Bhargav Achar
Bhargav Achar

Reputation: 21

How to clear virtual memory without closing matlab?

I am working on activity recognition but am getting an out of memory error after processing one video.

The maximum possible array turns from 444mb to 84mb, which means it can't process more than one video. Using clear all; and close all; we can just clear the matlab memory, but how do we clear the virtual memory (ram) space without closing matlab?

Any help would be much appreciated.

Upvotes: 2

Views: 9821

Answers (3)

aasharma90
aasharma90

Reputation: 41

If run-time is not an issue for you, you may try using matfile that will let you access/load/save your data on your hard drive rather than RAM, but as your would expect, the process might be slow.

Another option that I tried while working on my problem is to convert my data to single precision, this should reduce the memory consumption by half. For videos and images, I believe that most of the work is doable using single instead of double precision. Of course, if you could, then further using them in uint8 will reduce the consumption by 8.
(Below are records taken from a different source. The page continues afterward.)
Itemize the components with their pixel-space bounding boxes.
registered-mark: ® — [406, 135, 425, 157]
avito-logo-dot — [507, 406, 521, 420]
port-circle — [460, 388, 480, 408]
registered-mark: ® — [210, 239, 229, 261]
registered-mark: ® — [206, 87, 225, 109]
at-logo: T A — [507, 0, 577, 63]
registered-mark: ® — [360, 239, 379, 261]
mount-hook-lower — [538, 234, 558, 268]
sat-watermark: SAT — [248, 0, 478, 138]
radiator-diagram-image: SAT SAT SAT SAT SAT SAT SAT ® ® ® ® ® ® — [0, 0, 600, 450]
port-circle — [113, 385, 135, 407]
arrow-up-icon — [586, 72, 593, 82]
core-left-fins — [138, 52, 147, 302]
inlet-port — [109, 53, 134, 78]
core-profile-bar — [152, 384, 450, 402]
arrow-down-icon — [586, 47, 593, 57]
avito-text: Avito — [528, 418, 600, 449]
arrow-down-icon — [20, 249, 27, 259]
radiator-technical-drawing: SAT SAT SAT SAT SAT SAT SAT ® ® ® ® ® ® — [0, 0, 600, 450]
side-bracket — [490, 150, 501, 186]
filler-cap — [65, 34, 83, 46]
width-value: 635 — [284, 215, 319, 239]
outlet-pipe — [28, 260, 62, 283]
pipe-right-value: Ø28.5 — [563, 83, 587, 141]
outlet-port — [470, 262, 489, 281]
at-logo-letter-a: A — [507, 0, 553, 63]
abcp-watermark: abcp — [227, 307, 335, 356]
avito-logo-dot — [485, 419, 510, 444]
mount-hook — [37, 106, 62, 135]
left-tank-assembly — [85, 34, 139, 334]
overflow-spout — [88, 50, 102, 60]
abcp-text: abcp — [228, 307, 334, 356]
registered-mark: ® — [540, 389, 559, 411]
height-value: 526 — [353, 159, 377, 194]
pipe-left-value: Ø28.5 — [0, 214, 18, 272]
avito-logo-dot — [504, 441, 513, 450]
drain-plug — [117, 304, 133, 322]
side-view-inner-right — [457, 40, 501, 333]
Related to your original problem, I think there is actually no solution for that other than restarting matlab everytime.

Upvotes: 0

Dennis Jaheruddin
Dennis Jaheruddin

Reputation: 21563

If you have to do all of them simultaneously, there probably is not enough memory. However I assume you want to process them sequentially. As mentioned in this question, you may have to resort to closing matlab and restarting it.

This may sound awfull, but with a little work you can ease the pain.

Here are steps you can take:

  1. Make sure your progress is written on disk in a convenient way, for example a .mat file with the list of numbers that still need to be processed.
  2. Write a wrapper function. This function should just:
    • Open the list
    • Make sure the next item from the list gets processed
    • If there is something left in the list, open a new matlab session where this function is called, and closes the existing session

The last part may not be easy to find, but suppose the function you want to call is magic(5), then it would be something like this:

!matlab -r "magic(5)" &
exit

Upvotes: 1

Roberto
Roberto

Reputation: 287

Java Heap Cleaner seems to work fairly well. But if you try and call it after you get a "Java heap space" type of error, it may or may not help, I haven't quite figured out if there's a pattern.

Edit: Try also the

pack

command. That forces Matlab to run the garbage collector on its own memory, while the Java Heap Cleaner does the same thing but on the Java memory.

Edit 2: I found out that you don't need to download Java Heap Cleaner to run the JVM garbage collector. You can also go for:

java.lang.Runtime.getRuntime.gc;

That seems to work quite well for me.